I don't know how many times I have heard the comment from a writer, "but my critique group loves my writing." Well of course they do. These are your friends and, in many cases, they think just like you. But here is the challenge. Can you give it to people outside of your reading group and have them like it as well? The key to marketing is to insure the book is accessible to all. Expand where the story can go to.

When I first entered teaching I chose a path that many questioned. My other teacher friends, new to the profession, moved immediately on to earning that Masters degree. "This will move me up the pay scale," they would say. I took a different route. I started taking classes to increase the number of teaching endorsements that I had. At the end of that year, I was sitting with 4 endorsements and they had just their one and a Masters degree.
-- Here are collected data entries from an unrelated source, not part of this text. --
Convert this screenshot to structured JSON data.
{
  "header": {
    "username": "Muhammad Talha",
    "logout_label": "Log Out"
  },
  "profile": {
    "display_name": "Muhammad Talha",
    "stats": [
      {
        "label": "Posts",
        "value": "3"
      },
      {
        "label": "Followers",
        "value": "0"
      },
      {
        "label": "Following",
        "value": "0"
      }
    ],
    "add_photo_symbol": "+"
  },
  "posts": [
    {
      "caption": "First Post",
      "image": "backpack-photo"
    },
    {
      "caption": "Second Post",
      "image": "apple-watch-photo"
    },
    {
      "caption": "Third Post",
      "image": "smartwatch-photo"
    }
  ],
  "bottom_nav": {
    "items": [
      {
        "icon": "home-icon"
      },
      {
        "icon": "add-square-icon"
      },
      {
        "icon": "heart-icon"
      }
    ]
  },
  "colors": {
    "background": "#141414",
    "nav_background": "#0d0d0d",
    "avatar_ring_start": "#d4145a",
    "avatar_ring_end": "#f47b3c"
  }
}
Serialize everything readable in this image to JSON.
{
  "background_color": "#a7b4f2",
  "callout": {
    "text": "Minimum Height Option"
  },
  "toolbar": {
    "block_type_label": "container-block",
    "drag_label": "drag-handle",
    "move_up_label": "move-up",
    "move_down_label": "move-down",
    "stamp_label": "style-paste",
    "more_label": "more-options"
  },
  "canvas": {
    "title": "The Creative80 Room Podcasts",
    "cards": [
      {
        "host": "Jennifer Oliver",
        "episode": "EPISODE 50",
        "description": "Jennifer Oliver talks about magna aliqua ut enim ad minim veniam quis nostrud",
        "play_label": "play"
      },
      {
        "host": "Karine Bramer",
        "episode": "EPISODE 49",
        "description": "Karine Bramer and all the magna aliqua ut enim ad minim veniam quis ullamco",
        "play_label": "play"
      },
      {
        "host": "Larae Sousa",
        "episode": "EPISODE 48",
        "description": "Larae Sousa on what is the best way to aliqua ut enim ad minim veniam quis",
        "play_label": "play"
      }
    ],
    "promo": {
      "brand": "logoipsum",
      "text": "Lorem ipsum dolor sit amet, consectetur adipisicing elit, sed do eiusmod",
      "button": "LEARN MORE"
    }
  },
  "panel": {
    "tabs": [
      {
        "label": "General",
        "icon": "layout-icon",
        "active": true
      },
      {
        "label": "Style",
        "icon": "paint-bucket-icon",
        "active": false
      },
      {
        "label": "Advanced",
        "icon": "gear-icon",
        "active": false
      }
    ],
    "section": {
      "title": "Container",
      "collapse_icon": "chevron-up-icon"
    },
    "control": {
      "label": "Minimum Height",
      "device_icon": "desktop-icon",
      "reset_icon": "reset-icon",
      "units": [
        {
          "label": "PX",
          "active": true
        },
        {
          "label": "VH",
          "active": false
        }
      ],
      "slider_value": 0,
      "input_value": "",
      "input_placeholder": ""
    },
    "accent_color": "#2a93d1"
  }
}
Now here is where the marketing comes into play. With my 4 endorsements (English, Language Arts, Earth Science and History) I had the ability to pretty much teach anything within the school. I later went on to earn a Reading Endorsement which also increased my flexibility. The end result. I became extremely employable due to this depth. One administrator commented that I was "their utility player, able to fill any hole in the schedule and do it well."

I bring this up because too often, writers, in an attempt to target an audience, do so in such an extreme that their writing only fits with that audience. Sci fi writers only write for that select group of people and so forth. The key is to find an ability to target the publishers you are interested in, but make the writing strong enough to bridge those gaps into other genres. Diana Gabaldon did that with Outlander (Sept. 22nd, woo hoo). History buffs like it. Romance readers dig Claire and Jaime, and the paranormal readers loved figuring out the time travel logistics of Claire's travels. This makes it marketable, or at least one of the elements.

Now, I know this is hard to do, but it is well worth it.